I’ve spent a lot of time at home in our very tiny (600ft) apartment. Writing emails, working on school work, watching internet tv (damn you, netflix!)
In the mornings, our kitchen has the most beautiful light. In the past I’ve taken taken photos of nothingness because I am so enamored with the light. When I moved in more than 4 years ago, Matt and some friends helped me to paint the bathroom, bedroom and the living area. The kitchen was a yellowy-old colour but it wasn’t toooooo bad, so we left it as-is.
Now 4 years later, and countless hours spent cooking and working at the small table we have (you can see it in all it’s greatness in the banner photo) I’ve realized that it’s time to paint the kitchen. It’s time to take off the AWFUL cupboard doors that don’t close and to sand and paint them too. It’s time.
Now, the funny thing is as much as we love living here (the location, the people, the rent, the memories!) there is a very real chance that we might have to move in the spring. This is because of the lottery system for my senior year placement which if things don’t go my way, could land me in
Timbuktu Oshawa, Sarnia or who-the-heck-knows-where.
The loosey-goosey side of me feels like I might be tempting the lottery gods- to be so bold and paint my kitchen when I could very well be leaving in 4 short months (I’m already spending March in Tanzania). The practical side of me also worries that it could be HUGE waste of time and money if we have to leave. All the work for a few measly months of enjoyment.
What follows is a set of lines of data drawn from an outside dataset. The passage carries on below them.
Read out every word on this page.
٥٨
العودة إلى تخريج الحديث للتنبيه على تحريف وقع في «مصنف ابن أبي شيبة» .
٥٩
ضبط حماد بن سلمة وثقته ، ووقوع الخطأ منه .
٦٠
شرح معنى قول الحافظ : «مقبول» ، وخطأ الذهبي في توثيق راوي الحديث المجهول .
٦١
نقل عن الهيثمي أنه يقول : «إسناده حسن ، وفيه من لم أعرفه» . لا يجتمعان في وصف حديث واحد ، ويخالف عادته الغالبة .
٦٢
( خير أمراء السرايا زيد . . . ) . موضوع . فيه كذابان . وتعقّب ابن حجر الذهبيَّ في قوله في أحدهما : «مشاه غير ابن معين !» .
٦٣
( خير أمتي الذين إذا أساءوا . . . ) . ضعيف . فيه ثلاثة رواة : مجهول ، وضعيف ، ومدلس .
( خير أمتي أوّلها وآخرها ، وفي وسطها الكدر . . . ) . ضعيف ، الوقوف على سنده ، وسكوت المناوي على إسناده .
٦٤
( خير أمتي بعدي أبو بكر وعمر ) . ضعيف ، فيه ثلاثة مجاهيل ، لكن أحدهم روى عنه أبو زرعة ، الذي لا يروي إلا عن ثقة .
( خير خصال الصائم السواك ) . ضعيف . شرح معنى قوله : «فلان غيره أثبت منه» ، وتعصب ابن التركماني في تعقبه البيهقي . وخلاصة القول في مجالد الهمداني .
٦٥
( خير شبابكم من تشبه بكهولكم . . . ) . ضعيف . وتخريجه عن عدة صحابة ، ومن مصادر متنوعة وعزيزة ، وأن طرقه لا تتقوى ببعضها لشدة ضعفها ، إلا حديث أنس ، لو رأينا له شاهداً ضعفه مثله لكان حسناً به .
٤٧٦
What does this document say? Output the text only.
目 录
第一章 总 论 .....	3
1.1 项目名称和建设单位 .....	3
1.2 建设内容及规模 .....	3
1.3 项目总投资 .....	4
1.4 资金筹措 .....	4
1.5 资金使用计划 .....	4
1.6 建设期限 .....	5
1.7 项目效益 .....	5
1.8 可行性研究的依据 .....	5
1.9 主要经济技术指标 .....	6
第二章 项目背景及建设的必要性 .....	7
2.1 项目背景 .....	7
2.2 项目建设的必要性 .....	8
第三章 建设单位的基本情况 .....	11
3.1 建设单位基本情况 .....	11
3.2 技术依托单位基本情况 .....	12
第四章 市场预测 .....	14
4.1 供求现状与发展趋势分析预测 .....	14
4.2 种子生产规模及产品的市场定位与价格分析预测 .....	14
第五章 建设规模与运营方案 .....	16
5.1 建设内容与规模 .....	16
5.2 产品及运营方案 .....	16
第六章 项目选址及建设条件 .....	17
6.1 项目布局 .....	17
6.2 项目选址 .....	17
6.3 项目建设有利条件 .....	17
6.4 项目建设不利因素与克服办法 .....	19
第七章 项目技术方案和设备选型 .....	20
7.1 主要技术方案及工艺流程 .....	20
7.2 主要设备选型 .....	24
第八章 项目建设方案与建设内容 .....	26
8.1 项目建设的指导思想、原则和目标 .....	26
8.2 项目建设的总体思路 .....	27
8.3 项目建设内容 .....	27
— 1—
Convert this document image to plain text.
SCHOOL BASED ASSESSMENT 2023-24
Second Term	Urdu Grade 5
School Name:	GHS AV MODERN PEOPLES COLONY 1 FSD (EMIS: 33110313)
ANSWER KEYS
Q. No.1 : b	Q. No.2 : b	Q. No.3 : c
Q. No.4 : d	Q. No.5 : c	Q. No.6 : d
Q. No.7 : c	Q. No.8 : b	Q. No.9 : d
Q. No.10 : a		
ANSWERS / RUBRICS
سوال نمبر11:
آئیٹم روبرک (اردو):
But the part of me that I want to grow the most, that part of me is whispering, “do it”. Not because it might anger the gods or be waste but because it is a practice of living in the right here, right now. Yoga teaches me to focus on my breath. To simply breathe in and out. My church community teaches me that if we open our eyes we can see the Goodness of God in the land of the living…right here, right now. This is all we have, folks. Any facade of control that we have is just that…a facade. So, in honouring today and in trying to better be present in the right now, we’re painting this weekend. My saintly Mom is going to help and it’s going to be a lot of work, but man I think I am going to appreciate it…and wish I had done it sooner.